My Quick Reaction To Likud Beiteinu

October 25, 2012 § 2 Comments

I have almost no time today, but I just cannot let the Likud and Yisrael Beiteinu merger go by without commenting. Here are my very brief thoughts, with hopefully more to follow later.

1. This deal shows how worried Netanyahu actually was about the emerging strength of the center-left bloc. The reason for him to make this deal is to control so many seats that there is no alternative but to let Likud form the next government.
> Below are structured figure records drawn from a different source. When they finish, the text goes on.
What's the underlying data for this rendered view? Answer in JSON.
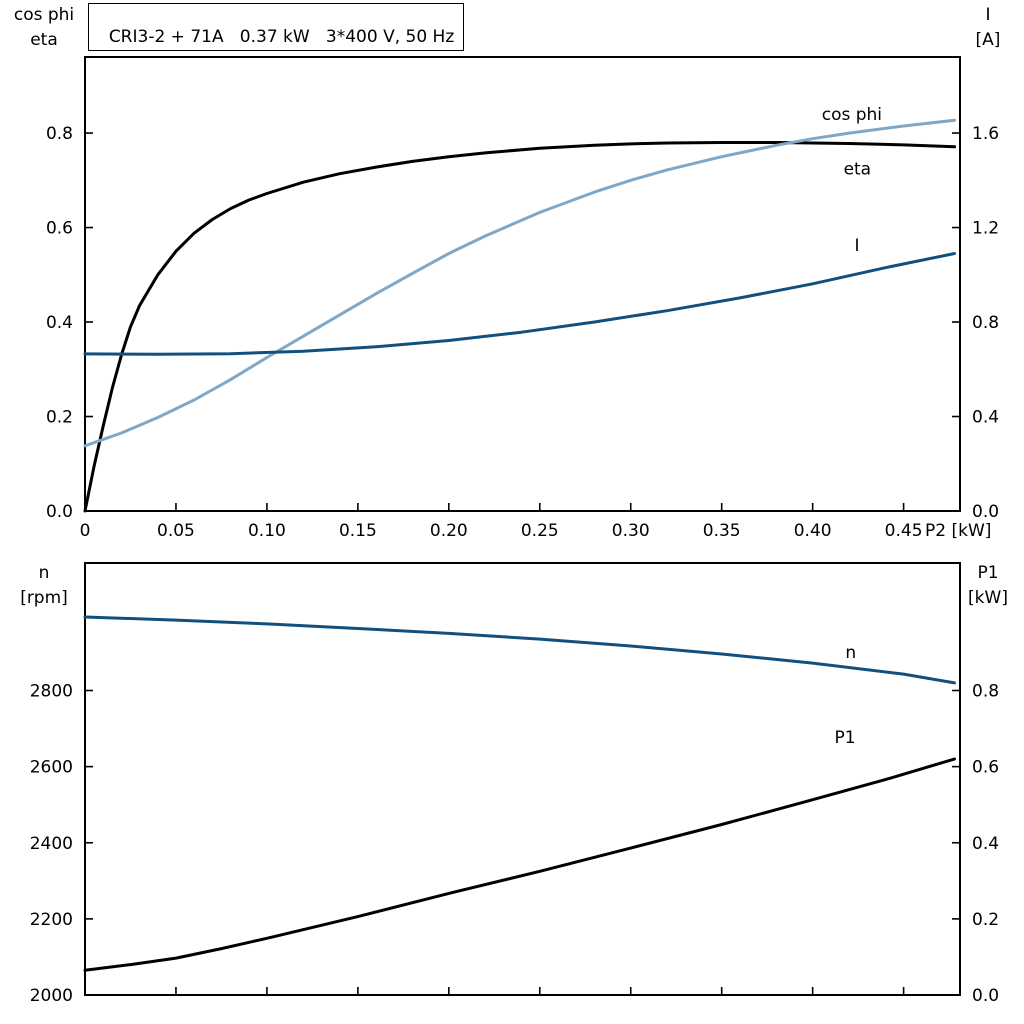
{
  "title_box": {
    "text": "CRI3-2 + 71A   0.37 kW   3*400 V, 50 Hz"
  },
  "colors": {
    "frame": "#000000",
    "text": "#000000",
    "curve_black": "#000000",
    "curve_light_blue": "#7fa7c7",
    "curve_dark_blue": "#11507e"
  },
  "chart_data": [
    {
      "id": "top-chart",
      "type": "line",
      "title": "CRI3-2 + 71A   0.37 kW   3*400 V, 50 Hz",
      "xlabel": "P2 [kW]",
      "left_axis_label_lines": [
        "cos phi",
        "eta"
      ],
      "right_axis_label_lines": [
        "I",
        "[A]"
      ],
      "grid": false,
      "xlim": [
        0,
        0.481
      ],
      "ylim_left": [
        0,
        0.961
      ],
      "ylim_right": [
        0,
        1.922
      ],
      "xticks": [
        0,
        0.05,
        0.1,
        0.15,
        0.2,
        0.25,
        0.3,
        0.35,
        0.4,
        0.45
      ],
      "xtick_labels": [
        "0",
        "0.05",
        "0.10",
        "0.15",
        "0.20",
        "0.25",
        "0.30",
        "0.35",
        "0.40",
        "0.45"
      ],
      "yticks_left": [
        0,
        0.2,
        0.4,
        0.6,
        0.8
      ],
      "ytick_labels_left": [
        "0.0",
        "0.2",
        "0.4",
        "0.6",
        "0.8"
      ],
      "yticks_right": [
        0,
        0.4,
        0.8,
        1.2,
        1.6
      ],
      "ytick_labels_right": [
        "0.0",
        "0.4",
        "0.8",
        "1.2",
        "1.6"
      ],
      "series": [
        {
          "name": "eta",
          "label": "eta",
          "axis": "left",
          "color": "#000000",
          "label_at": [
            0.417,
            0.712
          ],
          "x": [
            0,
            0.005,
            0.01,
            0.015,
            0.02,
            0.025,
            0.03,
            0.04,
            0.05,
            0.06,
            0.07,
            0.08,
            0.09,
            0.1,
            0.12,
            0.14,
            0.16,
            0.18,
            0.2,
            0.22,
            0.25,
            0.28,
            0.3,
            0.32,
            0.35,
            0.38,
            0.4,
            0.42,
            0.45,
            0.478
          ],
          "y": [
            0,
            0.095,
            0.18,
            0.26,
            0.33,
            0.39,
            0.435,
            0.5,
            0.55,
            0.588,
            0.617,
            0.64,
            0.658,
            0.672,
            0.696,
            0.714,
            0.728,
            0.74,
            0.75,
            0.758,
            0.768,
            0.774,
            0.777,
            0.779,
            0.78,
            0.78,
            0.779,
            0.778,
            0.775,
            0.771
          ]
        },
        {
          "name": "cos-phi",
          "label": "cos phi",
          "axis": "left",
          "color": "#7fa7c7",
          "label_at": [
            0.405,
            0.828
          ],
          "x": [
            0,
            0.02,
            0.04,
            0.06,
            0.08,
            0.1,
            0.12,
            0.14,
            0.16,
            0.18,
            0.2,
            0.22,
            0.25,
            0.28,
            0.3,
            0.32,
            0.35,
            0.38,
            0.4,
            0.42,
            0.45,
            0.478
          ],
          "y": [
            0.138,
            0.165,
            0.198,
            0.235,
            0.278,
            0.325,
            0.37,
            0.415,
            0.46,
            0.503,
            0.545,
            0.582,
            0.632,
            0.675,
            0.7,
            0.722,
            0.75,
            0.774,
            0.788,
            0.8,
            0.815,
            0.827
          ]
        },
        {
          "name": "current",
          "label": "I",
          "axis": "right",
          "color": "#11507e",
          "label_at": [
            0.423,
            1.1
          ],
          "x": [
            0,
            0.04,
            0.08,
            0.12,
            0.16,
            0.2,
            0.24,
            0.28,
            0.32,
            0.36,
            0.4,
            0.44,
            0.478
          ],
          "y": [
            0.665,
            0.664,
            0.666,
            0.676,
            0.695,
            0.722,
            0.757,
            0.8,
            0.848,
            0.902,
            0.962,
            1.03,
            1.09
          ]
        }
      ]
    },
    {
      "id": "bottom-chart",
      "type": "line",
      "title": "",
      "xlabel": "",
      "left_axis_label_lines": [
        "n",
        "[rpm]"
      ],
      "right_axis_label_lines": [
        "P1",
        "[kW]"
      ],
      "grid": false,
      "xlim": [
        0,
        0.481
      ],
      "ylim_left": [
        2000,
        3135
      ],
      "ylim_right": [
        0,
        1.135
      ],
      "xticks": [
        0,
        0.05,
        0.1,
        0.15,
        0.2,
        0.25,
        0.3,
        0.35,
        0.4,
        0.45
      ],
      "xtick_labels": [
        "",
        "",
        "",
        "",
        "",
        "",
        "",
        "",
        "",
        ""
      ],
      "yticks_left": [
        2000,
        2200,
        2400,
        2600,
        2800
      ],
      "ytick_labels_left": [
        "2000",
        "2200",
        "2400",
        "2600",
        "2800"
      ],
      "yticks_right": [
        0,
        0.2,
        0.4,
        0.6,
        0.8
      ],
      "ytick_labels_right": [
        "0.0",
        "0.2",
        "0.4",
        "0.6",
        "0.8"
      ],
      "series": [
        {
          "name": "speed",
          "label": "n",
          "axis": "left",
          "color": "#11507e",
          "label_at": [
            0.418,
            2885
          ],
          "x": [
            0,
            0.05,
            0.1,
            0.15,
            0.2,
            0.25,
            0.3,
            0.35,
            0.4,
            0.45,
            0.478
          ],
          "y": [
            2993,
            2985,
            2975,
            2963,
            2950,
            2935,
            2917,
            2896,
            2872,
            2843,
            2820
          ]
        },
        {
          "name": "power-p1",
          "label": "P1",
          "axis": "right",
          "color": "#000000",
          "label_at": [
            0.412,
            0.662
          ],
          "x": [
            0,
            0.025,
            0.05,
            0.075,
            0.1,
            0.15,
            0.2,
            0.25,
            0.3,
            0.35,
            0.4,
            0.44,
            0.478
          ],
          "y": [
            0.065,
            0.08,
            0.097,
            0.122,
            0.149,
            0.206,
            0.267,
            0.325,
            0.386,
            0.448,
            0.513,
            0.566,
            0.62
          ]
        }
      ]
    }
  ]
}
2. This is about the two personalities involved rather than the parties. Netanyahu is now virtually guaranteed of staying on as PM no matter what else happens. Avigdor Lieberman gets to be the presumptive Likud heir apparent when Netanyahu eventually steps down and his own political power has increased immeasurably. Likud and Yisrael Beiteinu, though, are not necessarily better off. Likud is now alternating with Yisrael Beiteinu for the first 42 party slots, which obviously waters down Likud, and the rank and file have got to be furious about this. As for YB, the party’s focus on Russian voters is not going to be as laser-like as it once was, and while it will likely get some more attention for its initiatives at the outset, the independent concerns that YB had are eventually going to be subsumed by the larger Likud project and constituency. Oh, it also goes without saying that you can now kiss any hope of a peace deal or concessions to the Palestinians or a harder line on settlements goodbye.
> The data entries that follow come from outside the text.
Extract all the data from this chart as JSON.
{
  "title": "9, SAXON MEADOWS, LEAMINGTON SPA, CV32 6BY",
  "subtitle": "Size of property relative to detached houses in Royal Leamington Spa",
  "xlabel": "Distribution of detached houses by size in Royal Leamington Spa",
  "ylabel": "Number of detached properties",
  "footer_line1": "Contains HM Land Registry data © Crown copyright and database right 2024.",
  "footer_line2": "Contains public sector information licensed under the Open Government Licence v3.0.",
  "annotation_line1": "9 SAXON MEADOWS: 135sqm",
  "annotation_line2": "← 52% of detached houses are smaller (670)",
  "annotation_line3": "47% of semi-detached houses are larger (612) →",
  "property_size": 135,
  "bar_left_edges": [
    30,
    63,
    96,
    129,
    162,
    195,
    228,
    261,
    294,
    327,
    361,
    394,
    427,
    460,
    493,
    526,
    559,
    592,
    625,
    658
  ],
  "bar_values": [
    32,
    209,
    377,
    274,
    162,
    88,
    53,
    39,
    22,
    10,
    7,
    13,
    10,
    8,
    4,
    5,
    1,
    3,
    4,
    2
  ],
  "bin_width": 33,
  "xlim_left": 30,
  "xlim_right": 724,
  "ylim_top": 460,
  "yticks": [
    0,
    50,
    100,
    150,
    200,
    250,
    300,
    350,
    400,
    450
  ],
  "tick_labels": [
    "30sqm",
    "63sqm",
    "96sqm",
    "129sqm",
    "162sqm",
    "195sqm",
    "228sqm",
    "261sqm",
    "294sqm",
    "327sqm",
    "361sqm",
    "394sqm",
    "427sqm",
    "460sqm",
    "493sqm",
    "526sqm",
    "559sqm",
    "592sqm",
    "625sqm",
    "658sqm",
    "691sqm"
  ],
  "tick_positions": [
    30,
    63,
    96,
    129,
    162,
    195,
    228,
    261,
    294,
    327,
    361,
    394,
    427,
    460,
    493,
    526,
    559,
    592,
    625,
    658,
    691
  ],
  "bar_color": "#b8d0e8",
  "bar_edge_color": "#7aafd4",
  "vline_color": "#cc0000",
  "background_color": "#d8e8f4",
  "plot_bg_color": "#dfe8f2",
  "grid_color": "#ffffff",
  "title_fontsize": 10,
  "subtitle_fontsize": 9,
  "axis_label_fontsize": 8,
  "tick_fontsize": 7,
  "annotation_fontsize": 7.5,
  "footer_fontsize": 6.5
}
3. Where the Haredi parties now go is the most interesting part of this. Before the Likud-Kadima deal last spring, the coalition was nearly falling apart due to the clash between YB and Shas. Now that YB is part of Likud and presumably still pushing the question of Haredi military service just as hard as before, can Shas actually be part of the next Likud-led coalition? I’m not sure that it reasonably can, and I think that Aryeh Deri’s presence makes it even more likely that it does not join up and considers its alternatives. And by the way, this should be a reminder to Andrew Sullivan that, like I previously argued, not all Israeli rightwing parties are rightwing in the same way.
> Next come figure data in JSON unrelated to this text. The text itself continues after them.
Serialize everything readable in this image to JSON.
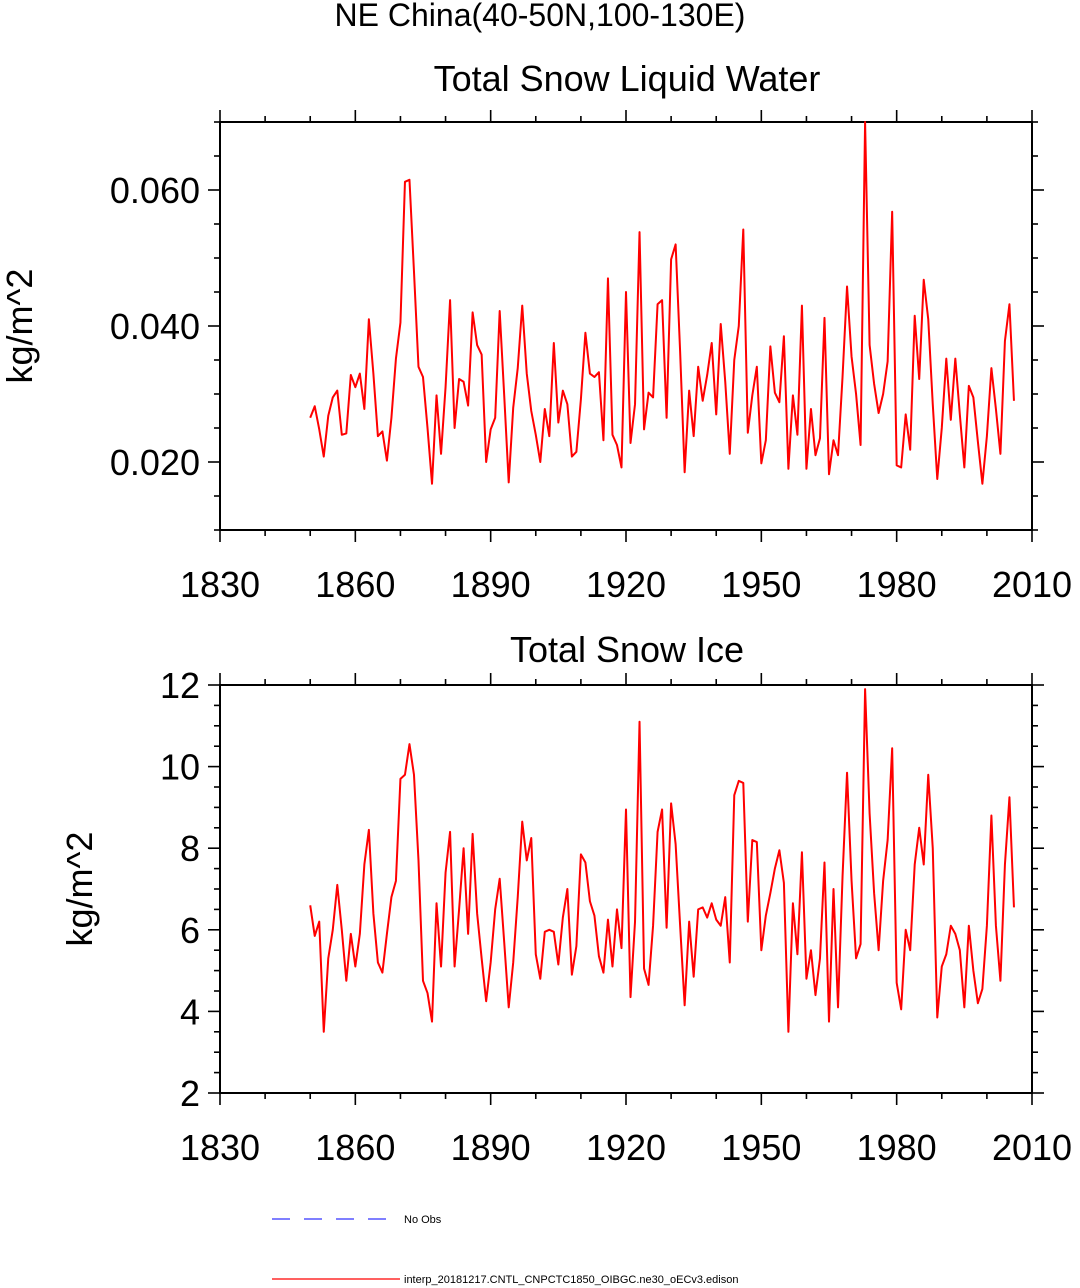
{
  "title": "NE China(40-50N,100-130E)",
  "chart_data": [
    {
      "type": "line",
      "title": "Total Snow Liquid Water",
      "ylabel": "kg/m^2",
      "xlabel": "",
      "xlim": [
        1830,
        2010
      ],
      "ylim": [
        0.01,
        0.07
      ],
      "xticks": [
        1830,
        1860,
        1890,
        1920,
        1950,
        1980,
        2010
      ],
      "yticks": [
        0.02,
        0.04,
        0.06
      ],
      "ytick_labels": [
        "0.020",
        "0.040",
        "0.060"
      ],
      "x_start": 1850,
      "series": [
        {
          "name": "interp_20181217.CNTL_CNPCTC1850_OIBGC.ne30_oECv3.edison",
          "color": "#ff0000",
          "values": [
            0.0265,
            0.0282,
            0.0248,
            0.0208,
            0.0268,
            0.0295,
            0.0305,
            0.024,
            0.0242,
            0.0328,
            0.031,
            0.033,
            0.0278,
            0.041,
            0.033,
            0.0238,
            0.0245,
            0.0202,
            0.0265,
            0.0352,
            0.0405,
            0.0612,
            0.0615,
            0.048,
            0.034,
            0.0325,
            0.025,
            0.0168,
            0.0298,
            0.0212,
            0.031,
            0.0438,
            0.025,
            0.0322,
            0.0318,
            0.0283,
            0.042,
            0.0372,
            0.0358,
            0.02,
            0.0248,
            0.0265,
            0.0422,
            0.0298,
            0.017,
            0.028,
            0.0338,
            0.043,
            0.033,
            0.0275,
            0.024,
            0.02,
            0.0278,
            0.0238,
            0.0375,
            0.0258,
            0.0305,
            0.0285,
            0.0208,
            0.0215,
            0.0292,
            0.039,
            0.033,
            0.0325,
            0.0332,
            0.0232,
            0.047,
            0.024,
            0.0225,
            0.0192,
            0.045,
            0.0228,
            0.0285,
            0.0538,
            0.0248,
            0.0302,
            0.0295,
            0.0432,
            0.0438,
            0.0265,
            0.0498,
            0.052,
            0.0362,
            0.0185,
            0.0305,
            0.0238,
            0.034,
            0.029,
            0.0328,
            0.0375,
            0.027,
            0.0403,
            0.0318,
            0.0212,
            0.035,
            0.04,
            0.0542,
            0.0243,
            0.0298,
            0.034,
            0.0198,
            0.0232,
            0.037,
            0.0302,
            0.0288,
            0.0385,
            0.019,
            0.0298,
            0.024,
            0.043,
            0.019,
            0.0278,
            0.021,
            0.0235,
            0.0412,
            0.0182,
            0.0232,
            0.021,
            0.0325,
            0.0458,
            0.0355,
            0.03,
            0.0225,
            0.07,
            0.0372,
            0.0315,
            0.0272,
            0.03,
            0.0348,
            0.0568,
            0.0195,
            0.0192,
            0.027,
            0.0218,
            0.0415,
            0.0322,
            0.0468,
            0.041,
            0.0285,
            0.0175,
            0.025,
            0.0352,
            0.0262,
            0.0352,
            0.027,
            0.0192,
            0.0312,
            0.0295,
            0.023,
            0.0168,
            0.0238,
            0.0338,
            0.0278,
            0.0212,
            0.0378,
            0.0432,
            0.029
          ]
        }
      ]
    },
    {
      "type": "line",
      "title": "Total Snow Ice",
      "ylabel": "kg/m^2",
      "xlabel": "",
      "xlim": [
        1830,
        2010
      ],
      "ylim": [
        2,
        12
      ],
      "xticks": [
        1830,
        1860,
        1890,
        1920,
        1950,
        1980,
        2010
      ],
      "yticks": [
        2,
        4,
        6,
        8,
        10,
        12
      ],
      "ytick_labels": [
        "2",
        "4",
        "6",
        "8",
        "10",
        "12"
      ],
      "x_start": 1850,
      "series": [
        {
          "name": "interp_20181217.CNTL_CNPCTC1850_OIBGC.ne30_oECv3.edison",
          "color": "#ff0000",
          "values": [
            6.6,
            5.85,
            6.2,
            3.5,
            5.3,
            6.0,
            7.1,
            6.0,
            4.75,
            5.9,
            5.1,
            5.9,
            7.6,
            8.45,
            6.4,
            5.2,
            4.95,
            5.9,
            6.8,
            7.2,
            9.7,
            9.8,
            10.55,
            9.8,
            7.7,
            4.75,
            4.45,
            3.75,
            6.65,
            5.1,
            7.4,
            8.4,
            5.1,
            6.5,
            8.0,
            5.9,
            8.35,
            6.4,
            5.3,
            4.25,
            5.2,
            6.5,
            7.25,
            5.7,
            4.1,
            5.2,
            6.8,
            8.65,
            7.7,
            8.25,
            5.4,
            4.8,
            5.95,
            6.0,
            5.95,
            5.15,
            6.3,
            7.0,
            4.9,
            5.6,
            7.85,
            7.65,
            6.7,
            6.35,
            5.35,
            4.95,
            6.25,
            5.1,
            6.5,
            5.55,
            8.95,
            4.35,
            6.2,
            11.1,
            5.05,
            4.65,
            6.1,
            8.4,
            8.95,
            6.05,
            9.1,
            8.1,
            6.1,
            4.15,
            6.2,
            4.85,
            6.5,
            6.55,
            6.3,
            6.65,
            6.25,
            6.1,
            6.8,
            5.2,
            9.3,
            9.65,
            9.6,
            6.2,
            8.2,
            8.15,
            5.5,
            6.35,
            6.9,
            7.5,
            7.95,
            7.15,
            3.5,
            6.65,
            5.4,
            7.9,
            4.8,
            5.5,
            4.4,
            5.3,
            7.65,
            3.75,
            7.0,
            4.1,
            7.3,
            9.85,
            7.2,
            5.3,
            5.65,
            11.9,
            8.85,
            6.9,
            5.5,
            7.2,
            8.2,
            10.45,
            4.7,
            4.05,
            6.0,
            5.5,
            7.6,
            8.5,
            7.6,
            9.8,
            8.0,
            3.85,
            5.1,
            5.4,
            6.1,
            5.9,
            5.5,
            4.1,
            6.1,
            5.0,
            4.2,
            4.55,
            6.1,
            8.8,
            6.1,
            4.75,
            7.6,
            9.25,
            6.55
          ]
        }
      ]
    }
  ],
  "legend": {
    "items": [
      {
        "label": "No Obs",
        "color": "#3333ff",
        "style": "dashed"
      },
      {
        "label": "interp_20181217.CNTL_CNPCTC1850_OIBGC.ne30_oECv3.edison",
        "color": "#ff0000",
        "style": "solid"
      }
    ]
  }
}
4. If I am Tzipi Livni or Shelley Yachimovich, I strongly consider joining up with the Likud coalition following the elections given the secularist bent it is now bound to have. I also think about the fact that Lieberman might be the most polarizing figure in all of Israel, and that Likud is now stronger in the short term but weaker in the long term. In fact, I might go so far as to suggest that this move, and setting up Lieberman to take over Likud, means the eventual demise of the party as Israel’s political powerhouse.

5. If you just stop for a moment and think about what has gone on over the past year, Bibi’s coalition almost broke up over YB-Shas fighting; then he brought in Kadima in an effort to marginalize his Haredi partners; then the unity government broke up because Bibi decided to back the Haredi parties and their opposition to equalizing the burden of service, which infuriated Lieberman; and now he is actually merging with Lieberman and probably casting the Haredi parties into the wilderness. The two lessons from this are that Israeli politics is just about the most entertaining show in the world, and that Bibi has no long term plan or strategy other than surviving from moment to moment.